For all the tough outs across the SEC, Rogers said the Tigers could easily be ranked higher.

“The bar for this team is Omaha,” Rogers said. “The only reason LSU is 12th for us is they do have to prove something offensively. Crews and Morgan have to produce. If they don’t hit .280-.300, I don’t know where that production is going to come from.

“But this is their best pitching staff I’ve seen in years. And it’s a very good bullpen.”

The staff features a pair of preseason All-Americans in junior Jaden Hill and senior Devin Fontenot, the latter one of those players who would almost certainly have turned pro in a normal season.

Their presence is among the reasons expectations are typical for the Tigers despite all the heated competition.

“There’s no excuses at LSU,” Mainieri said. “We keep the standards high, compete every day, and I think we have as good a chance to be as competitive as anybody.”

Mainieri was asked during the news conference if there were any silver linings from 2020.

“No,” he quickly shot back, then amended his thoughts.

“One silver lining is our players will never take anything for granted again,” Mainieri said. “Having something taken away from you increases the love for that thing.”

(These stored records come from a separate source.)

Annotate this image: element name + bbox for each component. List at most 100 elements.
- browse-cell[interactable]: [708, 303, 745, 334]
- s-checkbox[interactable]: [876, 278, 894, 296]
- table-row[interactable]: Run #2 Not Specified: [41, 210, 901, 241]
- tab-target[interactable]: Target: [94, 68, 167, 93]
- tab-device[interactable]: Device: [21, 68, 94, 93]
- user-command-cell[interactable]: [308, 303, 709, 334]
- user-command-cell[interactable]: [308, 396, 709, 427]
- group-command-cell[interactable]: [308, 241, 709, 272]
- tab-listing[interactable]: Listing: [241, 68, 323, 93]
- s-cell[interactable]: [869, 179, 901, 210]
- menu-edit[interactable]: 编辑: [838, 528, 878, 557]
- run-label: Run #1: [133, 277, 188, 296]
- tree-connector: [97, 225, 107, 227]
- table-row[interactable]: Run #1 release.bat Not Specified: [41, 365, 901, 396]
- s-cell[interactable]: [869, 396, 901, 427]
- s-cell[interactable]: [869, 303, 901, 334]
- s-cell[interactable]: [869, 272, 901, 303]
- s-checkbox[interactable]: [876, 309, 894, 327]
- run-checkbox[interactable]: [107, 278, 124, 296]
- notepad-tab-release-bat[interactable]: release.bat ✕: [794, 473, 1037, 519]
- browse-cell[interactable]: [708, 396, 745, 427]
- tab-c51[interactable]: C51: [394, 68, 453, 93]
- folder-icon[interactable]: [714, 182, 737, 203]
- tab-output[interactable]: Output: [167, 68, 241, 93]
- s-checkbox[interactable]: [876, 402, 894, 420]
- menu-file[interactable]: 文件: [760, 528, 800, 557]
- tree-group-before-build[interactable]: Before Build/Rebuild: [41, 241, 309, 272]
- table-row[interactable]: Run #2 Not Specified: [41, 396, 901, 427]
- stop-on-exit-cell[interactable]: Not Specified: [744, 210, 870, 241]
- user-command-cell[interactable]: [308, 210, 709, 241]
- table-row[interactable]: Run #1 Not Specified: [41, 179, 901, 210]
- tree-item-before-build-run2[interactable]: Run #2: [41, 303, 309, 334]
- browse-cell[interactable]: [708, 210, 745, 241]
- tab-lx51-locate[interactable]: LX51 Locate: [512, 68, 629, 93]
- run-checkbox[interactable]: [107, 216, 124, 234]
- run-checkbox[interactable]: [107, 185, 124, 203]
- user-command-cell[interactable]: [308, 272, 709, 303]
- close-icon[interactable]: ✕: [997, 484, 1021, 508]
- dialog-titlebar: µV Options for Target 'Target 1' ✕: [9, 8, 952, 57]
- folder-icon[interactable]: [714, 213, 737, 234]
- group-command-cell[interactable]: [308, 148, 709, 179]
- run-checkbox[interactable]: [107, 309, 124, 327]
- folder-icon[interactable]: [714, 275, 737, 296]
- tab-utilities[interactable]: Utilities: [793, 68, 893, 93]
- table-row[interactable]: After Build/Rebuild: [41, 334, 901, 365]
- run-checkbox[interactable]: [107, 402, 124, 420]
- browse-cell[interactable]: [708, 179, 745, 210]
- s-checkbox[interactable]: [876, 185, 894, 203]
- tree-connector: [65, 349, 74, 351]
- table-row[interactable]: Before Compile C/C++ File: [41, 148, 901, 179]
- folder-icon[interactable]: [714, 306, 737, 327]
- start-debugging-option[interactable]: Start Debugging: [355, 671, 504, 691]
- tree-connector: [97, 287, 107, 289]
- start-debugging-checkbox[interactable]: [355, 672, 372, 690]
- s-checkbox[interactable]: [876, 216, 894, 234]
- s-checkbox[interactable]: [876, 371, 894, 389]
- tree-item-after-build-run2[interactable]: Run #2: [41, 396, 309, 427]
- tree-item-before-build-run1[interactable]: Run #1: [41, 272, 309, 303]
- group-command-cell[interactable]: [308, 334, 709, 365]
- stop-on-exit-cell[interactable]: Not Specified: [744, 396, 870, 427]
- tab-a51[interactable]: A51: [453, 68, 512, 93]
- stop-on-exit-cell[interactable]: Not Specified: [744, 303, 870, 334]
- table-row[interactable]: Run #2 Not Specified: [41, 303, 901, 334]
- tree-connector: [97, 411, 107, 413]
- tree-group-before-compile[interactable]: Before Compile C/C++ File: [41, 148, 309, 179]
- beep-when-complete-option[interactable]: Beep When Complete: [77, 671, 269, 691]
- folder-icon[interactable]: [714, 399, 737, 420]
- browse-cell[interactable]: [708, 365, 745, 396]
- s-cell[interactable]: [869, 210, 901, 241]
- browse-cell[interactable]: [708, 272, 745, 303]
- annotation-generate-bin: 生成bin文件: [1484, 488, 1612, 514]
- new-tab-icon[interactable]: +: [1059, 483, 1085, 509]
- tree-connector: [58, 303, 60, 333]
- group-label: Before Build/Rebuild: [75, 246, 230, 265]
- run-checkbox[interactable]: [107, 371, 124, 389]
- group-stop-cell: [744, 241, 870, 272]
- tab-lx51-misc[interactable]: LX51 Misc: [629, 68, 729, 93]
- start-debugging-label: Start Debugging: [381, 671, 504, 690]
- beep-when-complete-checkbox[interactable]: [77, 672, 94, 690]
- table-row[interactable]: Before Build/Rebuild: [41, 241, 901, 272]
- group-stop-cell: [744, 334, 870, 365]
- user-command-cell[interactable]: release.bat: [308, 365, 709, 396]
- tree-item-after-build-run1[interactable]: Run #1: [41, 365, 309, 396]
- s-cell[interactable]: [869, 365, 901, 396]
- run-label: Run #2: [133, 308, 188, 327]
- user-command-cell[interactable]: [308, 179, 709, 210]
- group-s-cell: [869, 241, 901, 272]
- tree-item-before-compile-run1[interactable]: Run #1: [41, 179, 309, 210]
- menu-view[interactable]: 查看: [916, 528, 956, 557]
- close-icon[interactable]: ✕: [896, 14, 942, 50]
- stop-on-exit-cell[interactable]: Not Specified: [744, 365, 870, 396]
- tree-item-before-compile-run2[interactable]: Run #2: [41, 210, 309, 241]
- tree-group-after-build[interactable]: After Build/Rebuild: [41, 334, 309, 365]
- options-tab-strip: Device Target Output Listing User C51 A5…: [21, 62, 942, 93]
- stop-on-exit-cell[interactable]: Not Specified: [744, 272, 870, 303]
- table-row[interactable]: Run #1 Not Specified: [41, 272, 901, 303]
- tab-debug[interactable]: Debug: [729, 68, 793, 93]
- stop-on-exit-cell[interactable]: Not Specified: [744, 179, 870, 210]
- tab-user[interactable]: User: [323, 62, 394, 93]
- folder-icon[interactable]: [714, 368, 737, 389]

And that drive to get back to Omaha, where LSU last played in 2017 when it lost to Florida in the CWS championship series, adds weight to those emotions.

“We haven’t won the College World Series in 12 years,” said relief pitcher Matthew Beck, back as a graduate student in 2021 and the last player link to that team. “It has to be about 2017 every single day. Watching Florida dogpile and lift the trophy I thought was outs, I think about that every day.”

Veterans, talented newcomers and a chip on their collective shoulders. If LSU makes it back to the CWS and wins that elusive seventh title, maybe that will be the special mix that gets the Tigers there.